Tuesday, September 05, 2006

All Bush Can Offer Is More Fearmongering

In the 2006 election, the only thing Bush has to sell is fear itself. He certainly can't sell his record. The fiasco in Iraq, the corruption in Washington and the sheer incompetence and indifference in the wake of Hurricane Katrina shown by a Republican Congress and President Bush show they have little to offer these days. Bush and his friends would like nothing more than for Americans to forget their record. So Americans can expect some fearmongering in weeks to come.

Now it is a fact that terrorism is real and needs to be dealt with but Bush's fearmongering makes it easy to forget some simple facts. In 2001, it is true that a little more than 3,000 Americans were killed in a terrible attack. But in that same year, 4 million babies were born. In fact, on 9/11, the day of attack, the same day that some 3,000 Americans died, more than 11,000 babies were born. In the last five years, more than 20 million American children have been born. They deserve more than fear. And their parents deserve the truth; they deserve competence; they deserve people in government who are concerned about getting the future right.

We need a government that listens to people rather than playing on their fears.

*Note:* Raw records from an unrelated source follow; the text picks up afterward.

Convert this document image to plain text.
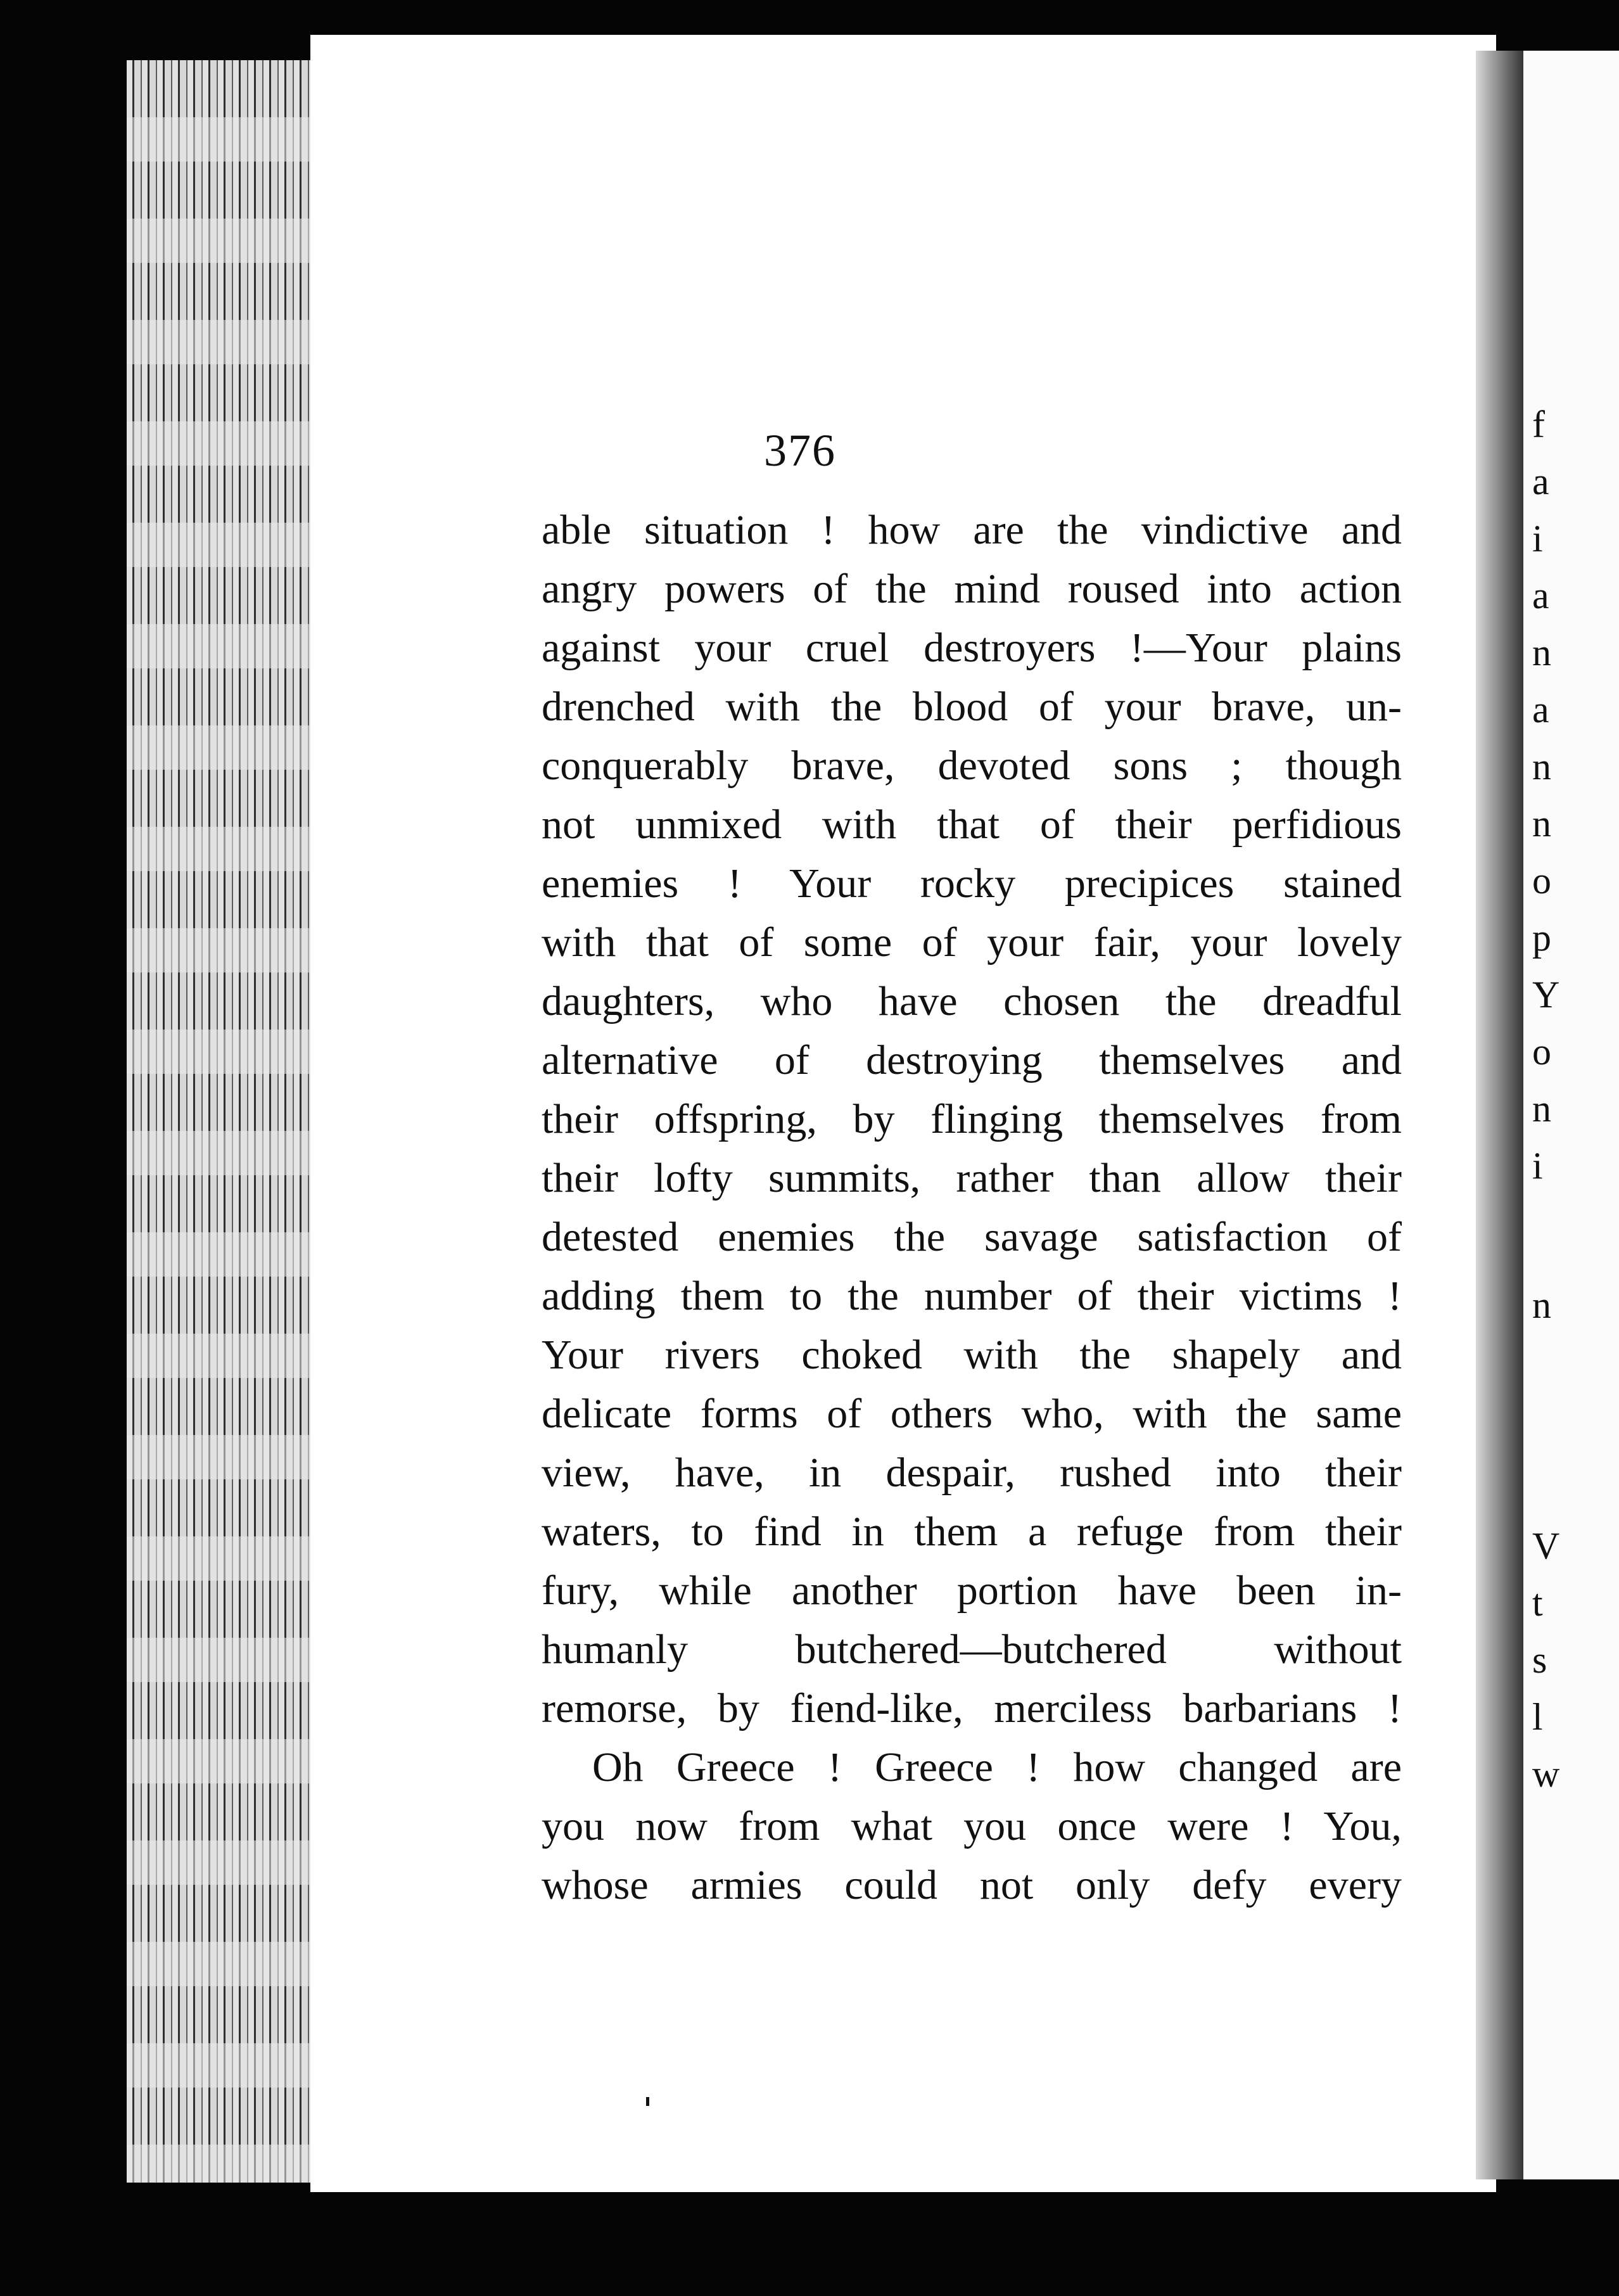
f
a
i
a
n
a
n
n
o
p
Y
o
n
i
n
V
t
s
l
w
376
able situation ! how are the vindictive and
angry powers of the mind roused into action
against your cruel destroyers !—Your plains
drenched with the blood of your brave, un-
conquerably brave, devoted sons ; though
not unmixed with that of their perfidious
enemies ! Your rocky precipices stained
with that of some of your fair, your lovely
daughters, who have chosen the dreadful
alternative of destroying themselves and
their offspring, by flinging themselves from
their lofty summits, rather than allow their
detested enemies the savage satisfaction of
adding them to the number of their victims !
Your rivers choked with the shapely and
delicate forms of others who, with the same
view, have, in despair, rushed into their
waters, to find in them a refuge from their
fury, while another portion have been in-
humanly butchered—butchered without
remorse, by fiend-like, merciless barbarians !
Oh Greece ! Greece ! how changed are
you now from what you once were ! You,
whose armies could not only defy every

Eleanor Clift of Newsweek reminds us of the statistics:
Some 63 percent of Americans oppose the Iraq war, according to the latest NEWSWEEK poll, and they deserve better from their president than a calculated verbal assault that calls them appeasers and Fascist sympathizers. This is a new low for Bush, but not surprising given his family history. The Bushes, father and son, traditionally run viciously negative campaigns to win elections. With polls showing the Democrats poised to win control of the House and possibly the Senate, the Bushies are ramping up the rhetoric to smear the opposition.

Bush apparatchiks are good at the politics of destruction....

The politics of destruction. We need to return not just to the politics of hope but the politics of common sense. Some of Bush's friends are already talking about a third war as if Iraq and Afghanistan were finished or winding down. Instead of a third war, we need a president who can finish his first war, in Afghanistan, which he left undone to go off to fight a war we didn't need in the first place. Here's more from Eleanor Clift:
...The tough language could get out the conservative vote in November, and it’s also laying the groundwork for a possible attack on Iran. The same people who beat the war drums for invading Iraq are now leading the way within the administration and in the media for a preemptive strike in Iran. Crazy as it sounds with U.S. troops mired in Iraq, it could happen...

(snip)

Whether the administration and its allies are serious or bluffing, who knows? But it feels like we’ve been down this road before. Getting even weak sanctions through the U.N. Security Council will be hard, and Bush has no patience for diplomatic dithering. The temptation to bomb will be there despite what we should have learned about the limitations of air power in Israel’s misguided assault on Hizbullah. There’s no way to hit all the sites in Iran even if we had good intelligence. Bombing would do little real damage of the nuclear infrastructure while inflicting a huge number of civilian casualties. The blowback would be enormous with everything from attacks on oil tankers in the Gulf to terrorist assaults in America.

Even a good bluff requires that you have some knowledge of what the other side is likely to do. So far, Bush's foreign policy record suggests he and his advisers are seldom right about anything and the bigger the stakes, the more often events have proved them wrong.

Americans gave in to the fearmongering in 2002 and 2004 and they may do it again; or Americans may decide it's time to reel in a reckless president and start returning our country to some semblance of foreign policy sanity, and some semblance of competence at home. Courage, not fear, has been the real source of America's strength in the last 230 years. I'm unable to understand it, but that's something that Bush and his friends would like Americans to forget.

2 Comments:

Anonymous S.W. Anderson said...

It's a new twist on an old Roosevelt theme:

The only thing we (Republicans) have to fear is not enough fear itself.

12:06 AM  
Blogger Craig said...

Every time we look around, Bush is the anti-Roosevelt.

I like the way you phrase it by the way.